I should begin by saying: professors are still the best people to ask for letters. If you do nothing else in your misbegotten academic career, develop relationships with your professors. Platonic, preferably, but whatever works, eh? After that disclaimer, though, understand that professors are much less necessary as letter writers when you’re five years or more out than just one. Admissions officers, by and large, understand that five or more years after graduation, few people still have deep enough relationships with professors to garner good letters. Although your academic profile is still hugely important in the metric for deciding on your application, recommendations based off your work experience become increasingly acceptable as your years of working accumulate.
So. What constitutes a good letter, if it’s not an academic letter, you ask? Fantastic question!
Although everything in life depends on the whims of the admissions officers from each individual school (seriously: everything), generally you want letters that a) do not all talk about the same thing, b) speak to other parts of your application, c) discuss work ethic, intellect, curiosity, philanthropic endeavors, and basically everything else that would typically be discussed by professors, and d) offer sexual favors to the admissions officer in place of a salutation. Not really on d; just wanted to make sure you were reading.

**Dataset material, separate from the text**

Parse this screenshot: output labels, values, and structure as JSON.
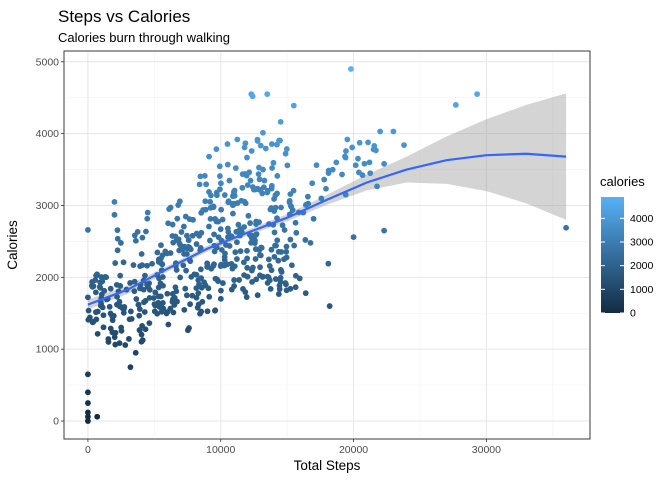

Because you’re probably not going to have letters that actually reflect your academic performance, you’re going to have to do the next best thing and ask for letters that reflect the qualities and factors necessary for a good academic performance: namely work ethic, work interest, and intelligence. If you write about how you worked to stop inbreeding in Amish communities (I can insult them because hey, they don’t have the Internet!), you’ll want your supervisor at Stop Amish Inbreeding Now (SAIN) to write you a letter about how interested you were in the experience and how much effort you put into something you were so passionate about.
There is even an advantage to getting work letters as opposed to academic letters. Where your average history professor has 5 to 10 thousand people asking for a letter of recommendation for law school every semester, most of whom do not actually know the professor, you almost certainly deal with your boss every day and you’re probably the only person he or she is recommending to law school. In that environment, you will likely have much more influence on what actually gets put into the letter.
Again, it’s nice to get academic letters. But for you oldsters out there who have creaking hips and are wondering what the other side of 30 is going to look like, letters from bosses at work or supervisors at your various organizations discussing your veritably ethereal qualities will suffice.